The ELISA results to assess the cytokine IL-8 concentration in BAL fluid indicated no statistically significant difference for the 3 groups: 564 ± 551 pg/mL with BVV; 653 ± 639 pg/mL with CMV and 300 ± 235 pg/mL with CMV-RM. As in the measurement of neutrophil counts, there was significant variability with IL-8 levels ranging over a 385-fold concentration difference. Such a broad range of data in both neutrophil counts and IL-8 concentration suggested the possibility of power law behaviour and correlation between these variables. A very strong power law relationship was found between IL-8 pg/mL and absolute neutrophil count/mL for pooled data; y = 77609x^0.75; R² = 0.85, n = 13. This power law relationship exceeded the linear (R² = 0.60) and exponential (R² = 0.41) curve fits.
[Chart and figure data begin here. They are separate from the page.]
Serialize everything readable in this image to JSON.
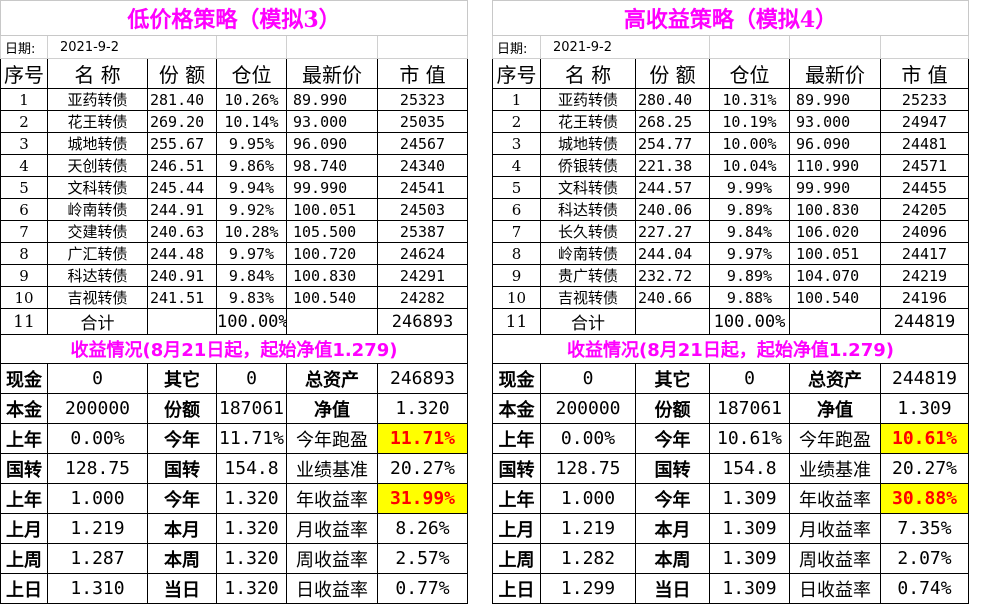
{
  "left": {
    "title": "低价格策略（模拟3）",
    "date_label": "日期:",
    "date_value": "2021-9-2",
    "headers": [
      "序号",
      "名 称",
      "份 额",
      "仓位",
      "最新价",
      "市 值"
    ],
    "rows": [
      [
        "1",
        "亚药转债",
        "281.40",
        "10.26%",
        "89.990",
        "25323"
      ],
      [
        "2",
        "花王转债",
        "269.20",
        "10.14%",
        "93.000",
        "25035"
      ],
      [
        "3",
        "城地转债",
        "255.67",
        "9.95%",
        "96.090",
        "24567"
      ],
      [
        "4",
        "天创转债",
        "246.51",
        "9.86%",
        "98.740",
        "24340"
      ],
      [
        "5",
        "文科转债",
        "245.44",
        "9.94%",
        "99.990",
        "24541"
      ],
      [
        "6",
        "岭南转债",
        "244.91",
        "9.92%",
        "100.051",
        "24503"
      ],
      [
        "7",
        "交建转债",
        "240.63",
        "10.28%",
        "105.500",
        "25387"
      ],
      [
        "8",
        "广汇转债",
        "244.48",
        "9.97%",
        "100.720",
        "24624"
      ],
      [
        "9",
        "科达转债",
        "240.91",
        "9.84%",
        "100.830",
        "24291"
      ],
      [
        "10",
        "吉视转债",
        "241.51",
        "9.83%",
        "100.540",
        "24282"
      ]
    ],
    "total": {
      "no": "11",
      "label": "合计",
      "position": "100.00%",
      "value": "246893"
    },
    "summary_title": "收益情况(8月21日起，起始净值1.279)",
    "summary": [
      [
        "现金",
        "0",
        "其它",
        "0",
        "总资产",
        "246893"
      ],
      [
        "本金",
        "200000",
        "份额",
        "187061",
        "净值",
        "1.320"
      ],
      [
        "上年",
        "0.00%",
        "今年",
        "11.71%",
        "今年跑盈",
        "11.71%"
      ],
      [
        "国转",
        "128.75",
        "国转",
        "154.8",
        "业绩基准",
        "20.27%"
      ],
      [
        "上年",
        "1.000",
        "今年",
        "1.320",
        "年收益率",
        "31.99%"
      ],
      [
        "上月",
        "1.219",
        "本月",
        "1.320",
        "月收益率",
        "8.26%"
      ],
      [
        "上周",
        "1.287",
        "本周",
        "1.320",
        "周收益率",
        "2.57%"
      ],
      [
        "上日",
        "1.310",
        "当日",
        "1.320",
        "日收益率",
        "0.77%"
      ]
    ]
  },
  "right": {
    "title": "高收益策略（模拟4）",
    "date_label": "日期:",
    "date_value": "2021-9-2",
    "headers": [
      "序号",
      "名 称",
      "份 额",
      "仓位",
      "最新价",
      "市 值"
    ],
    "rows": [
      [
        "1",
        "亚药转债",
        "280.40",
        "10.31%",
        "89.990",
        "25233"
      ],
      [
        "2",
        "花王转债",
        "268.25",
        "10.19%",
        "93.000",
        "24947"
      ],
      [
        "3",
        "城地转债",
        "254.77",
        "10.00%",
        "96.090",
        "24481"
      ],
      [
        "4",
        "侨银转债",
        "221.38",
        "10.04%",
        "110.990",
        "24571"
      ],
      [
        "5",
        "文科转债",
        "244.57",
        "9.99%",
        "99.990",
        "24455"
      ],
      [
        "6",
        "科达转债",
        "240.06",
        "9.89%",
        "100.830",
        "24205"
      ],
      [
        "7",
        "长久转债",
        "227.27",
        "9.84%",
        "106.020",
        "24096"
      ],
      [
        "8",
        "岭南转债",
        "244.04",
        "9.97%",
        "100.051",
        "24417"
      ],
      [
        "9",
        "贵广转债",
        "232.72",
        "9.89%",
        "104.070",
        "24219"
      ],
      [
        "10",
        "吉视转债",
        "240.66",
        "9.88%",
        "100.540",
        "24196"
      ]
    ],
    "total": {
      "no": "11",
      "label": "合计",
      "position": "100.00%",
      "value": "244819"
    },
    "summary_title": "收益情况(8月21日起，起始净值1.279)",
    "summary": [
      [
        "现金",
        "0",
        "其它",
        "0",
        "总资产",
        "244819"
      ],
      [
        "本金",
        "200000",
        "份额",
        "187061",
        "净值",
        "1.309"
      ],
      [
        "上年",
        "0.00%",
        "今年",
        "10.61%",
        "今年跑盈",
        "10.61%"
      ],
      [
        "国转",
        "128.75",
        "国转",
        "154.8",
        "业绩基准",
        "20.27%"
      ],
      [
        "上年",
        "1.000",
        "今年",
        "1.309",
        "年收益率",
        "30.88%"
      ],
      [
        "上月",
        "1.219",
        "本月",
        "1.309",
        "月收益率",
        "7.35%"
      ],
      [
        "上周",
        "1.282",
        "本周",
        "1.309",
        "周收益率",
        "2.07%"
      ],
      [
        "上日",
        "1.299",
        "当日",
        "1.309",
        "日收益率",
        "0.74%"
      ]
    ]
  },
  "colors": {
    "title": "#ff00ff",
    "highlight_bg": "#ffff00",
    "highlight_text": "#ff0000"
  }
}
The number of mononuclear cells from cell cytometry of BAL fluid was not different between groups: for BVV, 1346 ± 743 cells/μL; for CMV, 1767 ± 905 cells/μL; and for CMV-RM, 1068 ± 579 cells/μL. These cells presumably in large part represent alveolar macrophages. A power law relationship was seen between pooled data for a correlation between IL-8 concentration in pg/mL and monocyte count/mL – 1.0 × 10^-6x^1.38; n = 13, R² = 0.83. In this situation the linear and exponential fits were R² = 0.61 and R² = 0.69 respectively. In this analysis, IL-8 concentration is presumed to be the dependent variable – being released by the monocytes (counts on the x-axis).

The IL-10 results from BAL fluid, as well, indicate no statistically significant difference for the 3 groups: 119 ± 173 pg/mL for BVV; 124 ± 146 pg/mL for CMV; and 149 ± 168 pg/mL for CMV-RM. Unlike IL-8 concentrations the range of variation for IL-10 concentrations was significantly less – the maximum range differing by only 16-fold. There was no power-law relationship found between IL-10 and absolute monocyte count for pooled data: y = 7.5x^0.15; n = 13, R² = 0.07.